Jewish war memorial (Worms)

from Wikipedia, the free encyclopedia
Cenotaph for the Jewish Fallen in Worms

The Jewish war memorial in Worms was erected after the First World War . The war memorial is as part of the new Jewish cemetery , a monument of culture .

Geographical location

The memorial is located in the main cemetery Hochheimer Höhe of the city of Worms in the Worms-Hochheim district . The Jewish part of the cemetery has been occupied since 1911. The memorial is located behind the Jewish mourning hall of Georg Metzler , an architectural monument from this time in the "Darmstadt Art Nouveau ".

history

Since 1919 there has been a memorial for the fallen soldiers of the First World War on the communal part of the cemetery in Worms-Hochheim , which forms the center of the war cemetery there and was designed by Ernst Müller-Braunschweig from Charlottenburg .

The driving force behind the erection of a memorial for the fallen of the Jewish community of Worms was the local group of the Reichsbundischer Jewish Frontsoldaten (RjF). The local group existed since 1924 and was - until his professional change to Breslau in 1928 - under the chairmanship of the radiologist Carl Fried (1889-1958). The pursuit of a special memorial for the fallen of the Jewish faith was also the massively increasing anti-Semitism in the 1920s . The monument was erected between 1926 and 1988, although the exact time of completion is not known. The cemetery and memorial survived the period of Nazi destruction and the Second World War unscathed.

description

The memorial consists of an arch, the decoration of which still hints of Art Nouveau. The front is facing the mourning hall, the back is designed more simply. The arch is covered with a parapet, which allows you to see through, but not to walk through. To the left and right of the arch are the names of the 19 fallen soldiers on two panels and the inscription "UNSERN HELDEN" above the arch. On the back it says in Hebrew :

Honor our heroes, healing our fatherland and peace on our earth .

In German it says:

PRIZE THOSE WHO DIED GLORY
LET THE LORD SCAR THE WOUNDS
AND DON'T BE PEACELESS! .

The executing sculptor is not known. Together with eight individual graves of those who fell or who died after the war, the memorial forms a complete complex .

classification

Since in the vast majority of cases memorial plaques were placed in synagogues for those who died of the Jewish faith , these were often victims of Nazi destruction. Such memorials are therefore rarely preserved. The next comparable memorial is in the Jewish cemetery in Darmstadt and was inaugurated in 1922. There are others in Wiesbaden and Groß-Gerau , both destroyed or damaged and later rebuilt or provided with information boards.

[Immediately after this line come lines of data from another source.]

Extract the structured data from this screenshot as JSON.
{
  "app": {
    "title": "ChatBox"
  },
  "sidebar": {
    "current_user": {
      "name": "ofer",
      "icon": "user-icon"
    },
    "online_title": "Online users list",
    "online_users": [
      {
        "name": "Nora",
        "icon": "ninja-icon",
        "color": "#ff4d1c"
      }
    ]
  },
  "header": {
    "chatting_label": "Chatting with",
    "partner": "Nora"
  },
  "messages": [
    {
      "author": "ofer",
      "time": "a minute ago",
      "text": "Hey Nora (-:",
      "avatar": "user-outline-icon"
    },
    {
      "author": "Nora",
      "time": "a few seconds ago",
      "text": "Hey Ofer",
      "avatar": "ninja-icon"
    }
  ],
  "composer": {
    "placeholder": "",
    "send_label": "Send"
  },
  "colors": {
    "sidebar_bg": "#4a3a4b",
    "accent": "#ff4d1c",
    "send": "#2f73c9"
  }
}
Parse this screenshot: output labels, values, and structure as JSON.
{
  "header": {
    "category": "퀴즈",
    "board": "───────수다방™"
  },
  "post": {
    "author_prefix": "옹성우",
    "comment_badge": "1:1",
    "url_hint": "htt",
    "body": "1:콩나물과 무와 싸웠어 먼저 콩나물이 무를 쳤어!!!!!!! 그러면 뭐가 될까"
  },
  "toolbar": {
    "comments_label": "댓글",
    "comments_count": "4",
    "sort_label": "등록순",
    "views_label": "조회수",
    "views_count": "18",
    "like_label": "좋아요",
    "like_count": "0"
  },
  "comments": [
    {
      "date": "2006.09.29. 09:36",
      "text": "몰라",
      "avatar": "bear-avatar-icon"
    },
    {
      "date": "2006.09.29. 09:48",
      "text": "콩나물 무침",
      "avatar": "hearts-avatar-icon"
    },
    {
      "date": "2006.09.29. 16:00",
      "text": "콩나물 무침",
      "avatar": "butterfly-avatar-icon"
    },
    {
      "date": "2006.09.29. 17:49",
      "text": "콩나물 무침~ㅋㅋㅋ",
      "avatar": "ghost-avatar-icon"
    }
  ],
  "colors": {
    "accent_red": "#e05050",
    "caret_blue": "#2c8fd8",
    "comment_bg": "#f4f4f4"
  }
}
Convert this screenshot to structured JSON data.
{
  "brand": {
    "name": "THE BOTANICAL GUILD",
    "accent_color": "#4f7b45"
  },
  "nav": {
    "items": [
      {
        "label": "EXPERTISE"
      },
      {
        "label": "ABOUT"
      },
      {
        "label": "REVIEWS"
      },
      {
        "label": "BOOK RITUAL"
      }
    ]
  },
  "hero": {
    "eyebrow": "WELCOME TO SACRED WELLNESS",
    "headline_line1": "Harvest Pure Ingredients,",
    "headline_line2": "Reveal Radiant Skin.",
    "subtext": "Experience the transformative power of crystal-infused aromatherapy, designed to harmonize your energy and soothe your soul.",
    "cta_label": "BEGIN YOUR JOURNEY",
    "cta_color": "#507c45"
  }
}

The Worms facility is a cultural monument due to the Rhineland Palatinate Monument Protection Act .

useful information

A few meters from the memorial and the field of honor for the fallen Worms there is a grave field for the Russian prisoners of war of Jewish faith who died in the prison camp there during the First World War .

literature

Individual evidence

  1. ^ Bönnen, p. 376.
  2. ^ Bönnen, p. 368.
  3. Bönnen, p. 370.
  4. Bönnen, p. 380.
  5. Bönnen, p. 379.
  6. a b Spille, p. 232.
  7. ^ Bönnen, p. 382.
  8. ^ Bönnen, p. 383.
  9. ^ Bönnen, p. 395.
  10. ^ Bönnen, p. 386.
  11. ^ Bönnen, p. 388.
  12. Bönnen, p. 392.
  13. Bönnen, pp. 383, 385; Spille, p. 232.